J’avoue avoir été assez déstabilisé par l’incipit de cette aventure, je ne suis pas en effet fan des albums se conjuguant à la première personne lorsqu’il s’agit d’objet ou de machine (à l’instar de « la bombe » d’Alcante, Bollée et Rodier). J’ai appris beaucoup à la lecture de ce one-shot, qui est en fait plus une bande dessinée documentaire qu’un récit d’aventure : ce qui a inspiré « Top Gun », mais surtout le destin extraordinaire de Kara Hultgreen. Comme certains je pense, j’ai fait des recherches sur internet pour en savoir plus sur cette pilote de chasse que je ne connaissais pas du tout.
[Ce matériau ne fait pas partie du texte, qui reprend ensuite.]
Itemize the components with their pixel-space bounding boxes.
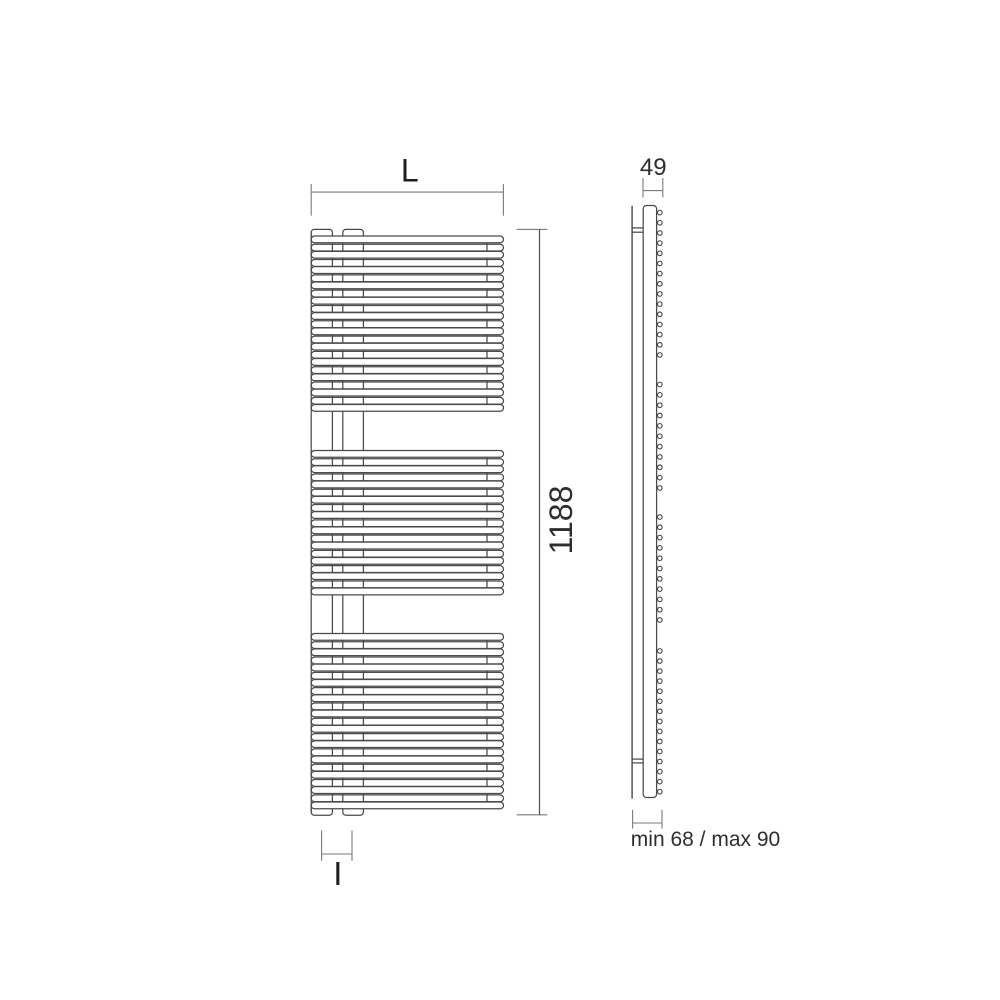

Mais ce qui fait la force de cet album réside dans le dessin de Romain Hugault qui s’est surpassé ici. Une véritable claque visuelle ! Les planches présentées viennent, il faut l’avouer, combler un scénario assez classique, même si le découpage choisi est assez surprenant (une partie sur le Tomcat et l’autre sur Kara Hultgreen). Je crois n’avoir raté aucun album de ce dessinateur depuis ses débuts mais je suis sûr de le relire plusieurs fois rien que pour la beauté des planches. Il faut dire que j’ai acheté la version grand format (déjà épuisée chez le distributeur) limitée à 3000 exemplaires et qui en met pleins la vue au lecteur. Une véritable réussite et Romain Hugault a fait le bon choix de s’associer avec une nouvelle scénariste pour se renouveler. En effet,le scénario du dernier album co-signé avec Yann (« Anything Goes » de la série Angel Wings), volait vraiment très bas ! Seul le dessin avait sauvé l’album, à mon avis.
Je recommande vivement la lecture de récit, qui s’achève de manière émouvante.